L’électorat senior tourne le dos aux républicains
"Le vent s’est levé dans le dos de Joe Biden, et avec lui, c’est tout un mouvement anti-Trump qui prend de l’ampleur, souligne Jean-Éric Branaa. Même les seniors, qui avaient voté à 53 % pour Donald Trump en 2016, ne comprennent pas pourquoi il a été aussi léger avec cette maladie. Les derniers sondages montrent désormais un différentiel de plus de 20 points en faveur de Joe Biden dans cette partie de l’électorat." Un renversement qui devrait avoir des conséquences sur les élections sénatoriales.
Les candidats démocrates, qui ont repris la Chambre des représentants lors des élections de mi-mandat il y a deux ans, font également campagne en rappelant à l’envie que de nombreux sénateurs républicains se sont positionnés contre l’extension de l’assurance maladie à destination des plus pauvres (Medicaid). Or, la pandémie de Covid-19 a mis au chômage des millions d’Américains qui se sont retrouvés du jour au lendemain sans couverture santé.
Outre l’impopularité de Donald Trump et les enjeux liés à la situation sanitaire et économique, le renouvellement du Sénat par tiers tous les deux ans joue également contre les républicains cette année. Ils sont ainsi 23 sénateurs républicains en course pour leur réélection contre seulement 12 sénateurs démocrates.
Or, plusieurs élus républicains l’avaient emporté de justesse en 2014. Ce fut le cas notamment des sénateurs du Colorado, Cory Gardner, et de la Caroline du Nord, Thom Tillis – ce dernier ayant été élu avec seulement 46 000 voix d’avance sur son adversaire démocrate.
Lindsey Graham menacé dans son fief en Caroline du Sud
"Clairement, les démocrates devraient l’emporter dans ces deux États, juge Jean-Éric Branaa. Ils ont aussi de bonnes chances dans le Maine et en Arizona, où la sortante, Martha McSally, n’a même pas été élue. Elle avait été nommée par le gouverneur après la mort de John McCain."

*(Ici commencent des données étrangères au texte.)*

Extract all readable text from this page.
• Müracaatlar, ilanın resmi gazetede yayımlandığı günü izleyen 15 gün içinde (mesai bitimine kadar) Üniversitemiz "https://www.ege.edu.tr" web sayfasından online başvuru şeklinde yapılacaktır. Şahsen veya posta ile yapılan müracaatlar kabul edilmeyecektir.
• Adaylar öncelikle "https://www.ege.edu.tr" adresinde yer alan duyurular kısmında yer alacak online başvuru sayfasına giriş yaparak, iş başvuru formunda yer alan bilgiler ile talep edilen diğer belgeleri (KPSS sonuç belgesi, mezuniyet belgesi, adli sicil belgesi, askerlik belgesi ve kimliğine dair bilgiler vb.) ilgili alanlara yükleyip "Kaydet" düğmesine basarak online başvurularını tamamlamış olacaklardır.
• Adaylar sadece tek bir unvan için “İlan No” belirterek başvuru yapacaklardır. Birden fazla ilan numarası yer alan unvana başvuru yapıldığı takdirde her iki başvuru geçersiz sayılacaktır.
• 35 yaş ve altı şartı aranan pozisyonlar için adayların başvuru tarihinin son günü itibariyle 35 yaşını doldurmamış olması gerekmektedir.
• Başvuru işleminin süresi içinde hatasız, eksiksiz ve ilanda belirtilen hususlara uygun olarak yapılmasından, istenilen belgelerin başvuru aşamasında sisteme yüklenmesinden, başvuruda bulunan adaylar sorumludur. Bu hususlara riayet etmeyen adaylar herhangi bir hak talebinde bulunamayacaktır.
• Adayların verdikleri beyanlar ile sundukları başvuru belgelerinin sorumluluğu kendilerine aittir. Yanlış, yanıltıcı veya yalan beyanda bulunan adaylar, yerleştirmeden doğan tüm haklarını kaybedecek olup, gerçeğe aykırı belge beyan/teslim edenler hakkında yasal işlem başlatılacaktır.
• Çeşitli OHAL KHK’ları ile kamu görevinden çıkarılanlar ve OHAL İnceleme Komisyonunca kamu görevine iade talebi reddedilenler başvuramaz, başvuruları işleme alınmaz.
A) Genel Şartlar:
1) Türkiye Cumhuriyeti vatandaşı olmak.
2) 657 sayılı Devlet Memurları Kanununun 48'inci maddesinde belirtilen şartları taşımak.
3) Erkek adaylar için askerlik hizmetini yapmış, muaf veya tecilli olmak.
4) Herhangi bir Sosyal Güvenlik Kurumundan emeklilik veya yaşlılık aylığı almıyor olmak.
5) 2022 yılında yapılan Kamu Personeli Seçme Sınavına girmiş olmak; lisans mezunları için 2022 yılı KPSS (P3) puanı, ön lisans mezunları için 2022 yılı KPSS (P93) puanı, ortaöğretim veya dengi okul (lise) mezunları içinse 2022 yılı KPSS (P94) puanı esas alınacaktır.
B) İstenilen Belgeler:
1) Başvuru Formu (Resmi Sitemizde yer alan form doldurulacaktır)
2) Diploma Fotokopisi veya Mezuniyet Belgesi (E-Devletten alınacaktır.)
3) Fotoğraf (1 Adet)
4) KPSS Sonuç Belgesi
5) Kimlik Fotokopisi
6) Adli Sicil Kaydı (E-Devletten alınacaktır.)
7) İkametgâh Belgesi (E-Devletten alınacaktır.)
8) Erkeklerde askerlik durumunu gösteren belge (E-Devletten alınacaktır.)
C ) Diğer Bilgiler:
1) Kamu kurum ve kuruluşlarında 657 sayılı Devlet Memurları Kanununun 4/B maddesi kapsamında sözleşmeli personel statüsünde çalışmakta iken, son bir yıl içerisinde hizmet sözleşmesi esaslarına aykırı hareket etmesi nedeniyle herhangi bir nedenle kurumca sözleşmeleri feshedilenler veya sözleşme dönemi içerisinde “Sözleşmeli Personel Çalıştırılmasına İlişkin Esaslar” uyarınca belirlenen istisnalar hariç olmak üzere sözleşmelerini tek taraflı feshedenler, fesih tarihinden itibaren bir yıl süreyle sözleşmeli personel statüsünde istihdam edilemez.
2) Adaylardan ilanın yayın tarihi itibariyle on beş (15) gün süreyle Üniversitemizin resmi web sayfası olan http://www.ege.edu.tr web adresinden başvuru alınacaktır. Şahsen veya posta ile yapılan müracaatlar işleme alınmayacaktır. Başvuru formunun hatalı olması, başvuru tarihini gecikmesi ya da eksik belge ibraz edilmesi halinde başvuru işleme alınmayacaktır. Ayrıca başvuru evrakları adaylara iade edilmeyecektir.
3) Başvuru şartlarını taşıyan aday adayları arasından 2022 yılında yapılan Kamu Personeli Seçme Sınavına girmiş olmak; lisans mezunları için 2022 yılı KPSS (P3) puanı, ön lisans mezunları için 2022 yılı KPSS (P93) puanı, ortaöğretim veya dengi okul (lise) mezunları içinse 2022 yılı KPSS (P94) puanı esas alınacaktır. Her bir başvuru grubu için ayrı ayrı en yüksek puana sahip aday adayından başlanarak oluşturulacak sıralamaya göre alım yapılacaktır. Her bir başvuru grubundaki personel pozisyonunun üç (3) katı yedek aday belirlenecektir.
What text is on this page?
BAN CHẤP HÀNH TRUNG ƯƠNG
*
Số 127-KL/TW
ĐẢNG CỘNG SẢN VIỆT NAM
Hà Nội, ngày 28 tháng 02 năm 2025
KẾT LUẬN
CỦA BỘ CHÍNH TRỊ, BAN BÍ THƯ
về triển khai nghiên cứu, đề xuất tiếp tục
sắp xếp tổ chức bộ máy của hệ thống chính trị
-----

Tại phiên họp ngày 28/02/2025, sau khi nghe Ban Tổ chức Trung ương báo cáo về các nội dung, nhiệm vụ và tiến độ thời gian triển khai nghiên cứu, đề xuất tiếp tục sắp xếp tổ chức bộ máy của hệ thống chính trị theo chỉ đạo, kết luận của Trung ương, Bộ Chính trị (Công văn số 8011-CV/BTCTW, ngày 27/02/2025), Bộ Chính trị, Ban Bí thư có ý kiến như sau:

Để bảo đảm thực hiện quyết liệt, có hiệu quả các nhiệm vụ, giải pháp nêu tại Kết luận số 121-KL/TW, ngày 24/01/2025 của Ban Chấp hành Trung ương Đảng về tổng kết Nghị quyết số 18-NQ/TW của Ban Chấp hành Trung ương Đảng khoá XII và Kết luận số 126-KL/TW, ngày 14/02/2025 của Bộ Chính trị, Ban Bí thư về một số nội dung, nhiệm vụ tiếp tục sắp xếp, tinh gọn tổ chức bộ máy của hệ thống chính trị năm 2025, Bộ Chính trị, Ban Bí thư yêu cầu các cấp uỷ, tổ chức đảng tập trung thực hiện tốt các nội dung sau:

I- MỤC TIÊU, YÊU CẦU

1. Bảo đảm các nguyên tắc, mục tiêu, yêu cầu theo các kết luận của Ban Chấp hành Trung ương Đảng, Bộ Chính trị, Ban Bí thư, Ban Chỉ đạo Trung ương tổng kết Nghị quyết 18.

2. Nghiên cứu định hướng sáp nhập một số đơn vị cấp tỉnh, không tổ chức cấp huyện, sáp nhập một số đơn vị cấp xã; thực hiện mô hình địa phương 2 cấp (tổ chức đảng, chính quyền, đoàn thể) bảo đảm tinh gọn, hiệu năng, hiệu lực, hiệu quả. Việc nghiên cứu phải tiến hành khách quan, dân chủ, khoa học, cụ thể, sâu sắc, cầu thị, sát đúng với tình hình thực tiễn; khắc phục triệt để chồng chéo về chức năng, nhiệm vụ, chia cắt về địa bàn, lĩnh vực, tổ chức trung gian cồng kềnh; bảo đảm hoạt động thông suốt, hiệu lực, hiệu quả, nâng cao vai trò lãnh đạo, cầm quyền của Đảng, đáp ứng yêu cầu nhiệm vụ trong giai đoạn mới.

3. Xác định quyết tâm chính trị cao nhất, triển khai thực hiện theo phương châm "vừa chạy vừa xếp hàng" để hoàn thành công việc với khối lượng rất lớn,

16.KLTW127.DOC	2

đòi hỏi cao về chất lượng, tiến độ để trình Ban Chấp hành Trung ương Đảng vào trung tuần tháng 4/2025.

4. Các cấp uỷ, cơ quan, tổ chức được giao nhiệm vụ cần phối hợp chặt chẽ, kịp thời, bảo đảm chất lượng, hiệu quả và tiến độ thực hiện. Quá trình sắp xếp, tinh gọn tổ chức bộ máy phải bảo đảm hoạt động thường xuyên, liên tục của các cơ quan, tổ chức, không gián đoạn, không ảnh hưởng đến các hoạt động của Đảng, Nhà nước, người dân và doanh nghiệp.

Ces quatre sièges permettraient aux démocrates de faire basculer le Sénat de leur côté, mais ces derniers voient plus loin. L’Iowa, le Montana, la Géorgie sont aussi dans leur viseur. Et même la Caroline du Sud, où l’une des figures du Parti républicain, Lindsey Graham, pourrait se retrouver en difficulté.
Ce dernier, président du comité judiciaire du Sénat, est accusé par son adversaire démocrate, Jaime Harrison, d’avoir accepté de lancer la procédure d’investiture à la Cour suprême d’Amy Coney Barrett avant l’élection présidentielle du 3 novembre. Or, Lindsey Graham avait affirmé en 2016 et en 2018 qu’il refuserait toute nomination à la Cour suprême dans la dernière année de mandat de Donald Trump.
"Même s’il devrait conserver son poste, sa situation montre à quel point le sort de certains sénateurs républicains est lié à celui du président, souligne Jean-Éric Branaa. À tel point que des candidats tentent de se détacher de lui. Martha McSally et Thom Tillis, notamment, ont demandé à Donald Trump de ne plus venir dans leur État."